The festival ended on Monday in CRK, after six days of intensive artistic labour.
To sum up, I would say this: the festival was fine, everyone knew what music to expect and neither the artists nor the audiences should have much to complain about.
And yet, as they say: it’s good and it can be better, but not necessarily perfect; so, I too will write some words of criticism.

Fist: the delays – half an hour, forty minutes; that is a bit too much for bands who don’t need to preset their sound a lot. Long (this is, of course, subjective) intervals needlessly elongate the festival day, especially if they make the performances end at 2 a.m. I understand that it’s a time for rest and conversation, but if it were a little bit shorter, then perhaps the festival would end at a more “civilised” time :-) which is not without significance when there are 2 or 3 days of concerts still ahead.

Second: not enough variation. I am fully aware that it’s all a matter of taste and so on, but I think it would take great determination to maintain enough concentration for five more or less the same kinds of concerts in a row and fully appreciate each of them (especially when it’s 1 a.m. and we hear ambient and nothing but ambient or musical experiments, and then the same thing for 2 or 3 more days), At some point, it just doesn’t matter anymore how beautiful and expressive the music is – and you start to wonder: “which project is this, exactly?” (I don’t mean the experts, of course, just regular participants like myself).
I like to get to know new bands, new music, even if it’s not what I listen to every day, but I’d appreciate it more if it didn’t melt away into one in the end. And I assure you that it’s not my unwillingness or boredom, not at all. Just – let me put it that way – regular “wear and tear.”
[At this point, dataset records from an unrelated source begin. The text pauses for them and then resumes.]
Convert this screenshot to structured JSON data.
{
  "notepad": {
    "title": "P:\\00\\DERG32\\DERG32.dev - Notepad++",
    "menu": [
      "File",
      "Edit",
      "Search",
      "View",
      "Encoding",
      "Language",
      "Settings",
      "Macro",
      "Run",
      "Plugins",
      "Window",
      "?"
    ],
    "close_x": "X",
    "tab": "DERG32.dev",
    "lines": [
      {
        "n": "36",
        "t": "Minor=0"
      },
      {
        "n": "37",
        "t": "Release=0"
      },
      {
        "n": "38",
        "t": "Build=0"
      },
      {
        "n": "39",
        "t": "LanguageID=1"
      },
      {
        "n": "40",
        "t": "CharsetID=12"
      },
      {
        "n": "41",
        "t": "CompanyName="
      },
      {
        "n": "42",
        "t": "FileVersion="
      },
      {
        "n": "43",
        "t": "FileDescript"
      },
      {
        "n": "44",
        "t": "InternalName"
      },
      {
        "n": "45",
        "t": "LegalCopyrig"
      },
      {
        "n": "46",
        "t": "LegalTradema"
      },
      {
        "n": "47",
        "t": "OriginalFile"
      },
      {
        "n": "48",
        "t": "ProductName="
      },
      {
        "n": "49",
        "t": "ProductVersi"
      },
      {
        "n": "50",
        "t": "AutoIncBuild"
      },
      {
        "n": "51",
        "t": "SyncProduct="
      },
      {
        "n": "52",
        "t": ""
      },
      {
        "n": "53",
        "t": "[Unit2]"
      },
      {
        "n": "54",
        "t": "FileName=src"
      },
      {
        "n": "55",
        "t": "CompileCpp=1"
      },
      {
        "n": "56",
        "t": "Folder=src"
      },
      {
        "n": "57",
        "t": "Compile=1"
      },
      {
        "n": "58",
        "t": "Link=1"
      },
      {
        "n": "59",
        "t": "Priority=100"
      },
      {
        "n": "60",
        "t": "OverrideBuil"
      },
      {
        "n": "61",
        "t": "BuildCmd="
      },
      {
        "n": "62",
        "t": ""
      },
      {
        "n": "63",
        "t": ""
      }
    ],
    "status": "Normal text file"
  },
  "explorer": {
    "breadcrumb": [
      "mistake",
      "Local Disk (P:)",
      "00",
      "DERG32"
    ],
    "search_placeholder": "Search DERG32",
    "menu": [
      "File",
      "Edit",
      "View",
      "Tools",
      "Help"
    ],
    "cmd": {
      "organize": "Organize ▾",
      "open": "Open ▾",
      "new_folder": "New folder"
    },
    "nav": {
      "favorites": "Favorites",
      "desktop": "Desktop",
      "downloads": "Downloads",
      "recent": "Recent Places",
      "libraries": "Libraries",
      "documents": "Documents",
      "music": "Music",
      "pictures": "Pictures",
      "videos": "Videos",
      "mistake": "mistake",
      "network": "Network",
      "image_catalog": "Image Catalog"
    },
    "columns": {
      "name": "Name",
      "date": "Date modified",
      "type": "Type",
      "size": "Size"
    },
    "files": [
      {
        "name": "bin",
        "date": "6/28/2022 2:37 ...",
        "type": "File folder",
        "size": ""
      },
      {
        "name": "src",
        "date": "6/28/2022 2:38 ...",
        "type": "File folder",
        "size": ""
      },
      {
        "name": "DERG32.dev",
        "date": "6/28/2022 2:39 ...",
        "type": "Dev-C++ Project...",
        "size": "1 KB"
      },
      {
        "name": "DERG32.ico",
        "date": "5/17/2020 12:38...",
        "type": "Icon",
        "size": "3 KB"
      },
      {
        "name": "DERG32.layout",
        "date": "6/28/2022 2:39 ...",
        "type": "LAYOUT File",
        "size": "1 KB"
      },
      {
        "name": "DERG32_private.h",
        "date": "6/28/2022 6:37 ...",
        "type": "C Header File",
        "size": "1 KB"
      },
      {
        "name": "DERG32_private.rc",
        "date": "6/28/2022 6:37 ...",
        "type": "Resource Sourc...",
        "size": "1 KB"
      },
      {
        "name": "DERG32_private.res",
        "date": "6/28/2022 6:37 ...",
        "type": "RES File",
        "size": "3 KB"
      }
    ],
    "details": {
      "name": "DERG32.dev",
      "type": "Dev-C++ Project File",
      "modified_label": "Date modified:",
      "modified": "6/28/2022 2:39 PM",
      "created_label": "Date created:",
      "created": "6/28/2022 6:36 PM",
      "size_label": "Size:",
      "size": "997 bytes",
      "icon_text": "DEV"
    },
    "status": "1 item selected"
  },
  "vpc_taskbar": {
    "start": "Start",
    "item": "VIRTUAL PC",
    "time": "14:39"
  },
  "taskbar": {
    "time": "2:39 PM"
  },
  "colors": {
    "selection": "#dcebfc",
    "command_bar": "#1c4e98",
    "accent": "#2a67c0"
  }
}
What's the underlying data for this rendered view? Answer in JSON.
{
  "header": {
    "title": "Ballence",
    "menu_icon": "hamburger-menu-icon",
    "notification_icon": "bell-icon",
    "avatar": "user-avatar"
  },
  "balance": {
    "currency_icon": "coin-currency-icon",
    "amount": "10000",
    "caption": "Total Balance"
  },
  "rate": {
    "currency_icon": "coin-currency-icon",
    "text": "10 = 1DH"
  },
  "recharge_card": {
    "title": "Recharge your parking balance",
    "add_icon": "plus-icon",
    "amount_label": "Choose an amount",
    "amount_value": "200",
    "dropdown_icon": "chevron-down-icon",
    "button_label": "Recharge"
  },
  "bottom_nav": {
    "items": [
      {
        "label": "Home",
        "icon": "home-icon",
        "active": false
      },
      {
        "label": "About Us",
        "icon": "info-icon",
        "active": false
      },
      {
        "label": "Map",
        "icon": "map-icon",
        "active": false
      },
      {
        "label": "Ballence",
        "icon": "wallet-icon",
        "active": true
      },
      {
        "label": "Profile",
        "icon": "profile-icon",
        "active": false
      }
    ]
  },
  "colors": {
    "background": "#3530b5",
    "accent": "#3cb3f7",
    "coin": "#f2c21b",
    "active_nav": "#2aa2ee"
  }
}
Third (perhaps least important): logistics (by which I mean toilet accessibility). I won’t give it too much attention, I will just say this: please, do something about it; lines half a hall long and the necessity to desperately invade the “sanctuary of the opposite sex” are too much :-)

Fourth and final: after parties. Something’s definitely not working there, but it’s a controversial issue – you can’t please everyone, you know. When the concerts were held in smaller halls, there was not enough space; now that they’re in the Gothic Hall, there’s “too much room and no atmosphere.” And you have to wait for the bans to gather their stuff and the DJs to set up, so most of the crowd will go home before it’s done. Well, I’ve heard all kinds of complaints (one opinion was that the best solution so far was partying in the Gothic Hall’s “underground”), but isn’t anything better than the proverbial Mańana? So it’s not that I’m being bitter about it – I know, it’s hard to grant all wishes – just humbly signalling a problem.
One thing is for certain: it would be much better if the after parties – if they are to be held – started a bit earlier.

These are, no doubt, lesser issues, not distorting the whole image.
And the image was beautiful indeed – perhaps more importantly impressionistic, innovative and even shocking, but nonetheless beautiful.

The undeniable positives are: the quality and value of the music; the great, friendly atmosphere; the fact that more and more people are coming to the fest from all kinds of places, and the event allows us to meet and talk; that the conditions are generally improving. And so, the general impression is positive.
It’s all heading in the right direction.
We’re counting on a continuation next year.